The UK’s other blue-chip pharmaceutical company, GSK (GSK), was even quicker to embrace AI, signing a partnership agreement with Exscientia (US:EXAI) in 2017. Like BenevolentAI, the Oxford-based firm has also developed a drug discovery platform that utilises machine learning technology to identify novel compounds. Two years later, the duo announced they had jointly created a drug candidate for chronic obstructive pulmonary disease, although the testing timeline remains unclear. And Exscientia’s share price drop of 75 per cent in 2022 shows AI companies were far from  immune to the biotech sell-off. 
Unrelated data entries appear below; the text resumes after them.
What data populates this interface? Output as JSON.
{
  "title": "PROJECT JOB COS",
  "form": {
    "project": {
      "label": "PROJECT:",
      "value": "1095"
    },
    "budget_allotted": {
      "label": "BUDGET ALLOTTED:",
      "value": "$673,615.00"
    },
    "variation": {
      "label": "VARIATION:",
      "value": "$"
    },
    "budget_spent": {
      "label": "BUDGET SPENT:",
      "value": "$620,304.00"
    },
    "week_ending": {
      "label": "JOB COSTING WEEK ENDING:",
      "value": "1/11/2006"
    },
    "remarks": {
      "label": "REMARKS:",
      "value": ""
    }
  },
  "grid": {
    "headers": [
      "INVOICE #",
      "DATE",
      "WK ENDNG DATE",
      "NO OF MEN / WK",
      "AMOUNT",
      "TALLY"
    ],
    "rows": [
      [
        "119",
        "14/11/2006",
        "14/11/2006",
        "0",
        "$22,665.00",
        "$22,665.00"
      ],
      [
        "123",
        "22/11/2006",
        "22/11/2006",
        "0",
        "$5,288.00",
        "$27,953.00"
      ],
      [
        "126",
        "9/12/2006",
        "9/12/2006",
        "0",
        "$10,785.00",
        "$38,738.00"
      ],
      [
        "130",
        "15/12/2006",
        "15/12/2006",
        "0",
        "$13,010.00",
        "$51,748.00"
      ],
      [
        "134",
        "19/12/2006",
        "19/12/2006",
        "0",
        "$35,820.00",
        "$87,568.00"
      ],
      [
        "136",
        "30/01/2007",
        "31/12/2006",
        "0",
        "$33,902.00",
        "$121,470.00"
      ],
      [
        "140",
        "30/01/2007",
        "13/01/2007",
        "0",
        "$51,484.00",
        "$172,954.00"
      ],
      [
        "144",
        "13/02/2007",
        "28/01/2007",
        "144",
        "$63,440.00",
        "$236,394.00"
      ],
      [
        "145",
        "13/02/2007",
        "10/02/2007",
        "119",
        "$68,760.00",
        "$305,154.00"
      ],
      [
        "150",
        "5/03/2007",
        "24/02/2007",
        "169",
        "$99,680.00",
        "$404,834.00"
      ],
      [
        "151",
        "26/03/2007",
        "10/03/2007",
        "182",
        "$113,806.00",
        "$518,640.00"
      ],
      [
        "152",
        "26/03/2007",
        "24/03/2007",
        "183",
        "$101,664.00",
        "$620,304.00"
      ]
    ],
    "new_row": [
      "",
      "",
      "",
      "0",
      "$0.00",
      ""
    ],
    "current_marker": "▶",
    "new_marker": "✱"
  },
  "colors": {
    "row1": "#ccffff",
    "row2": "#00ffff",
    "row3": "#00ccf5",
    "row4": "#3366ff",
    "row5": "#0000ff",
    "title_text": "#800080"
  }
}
At the same time, GSK has built up an in-house AI team of more than 120 engineers, currently the largest in the industry, while Exscientia has also signed a collaboration agreement with France’s Sanofi (FR:SAN). Other pharma firms with dedicated AI teams include Novartis (US:NVS), Roche (CH:ROG) and Bayer (DE:BAYN). 

As AI in drug discovery matures, Morgan Stanley analysts say investors “will have to weigh how individual firms are using AI and machine learning to develop drugs”. While they might be investing heavily in the technology, it’s not yet clear which companies, partnerships or platforms have a genuine advantage in drug development. The highly technical nature of the space and secretive competition between the pharma giants means investors are unlikely to be able to build up their own expertise in the space, so clinical trial results should be watched closely. 

“If initial read-outs are consecutively strong, we believe stocks across the space could rise as investors gain confidence in a well-defined total addressable market for AI-enabled drug development,” said Vikram Purohit at Morgan Stanley.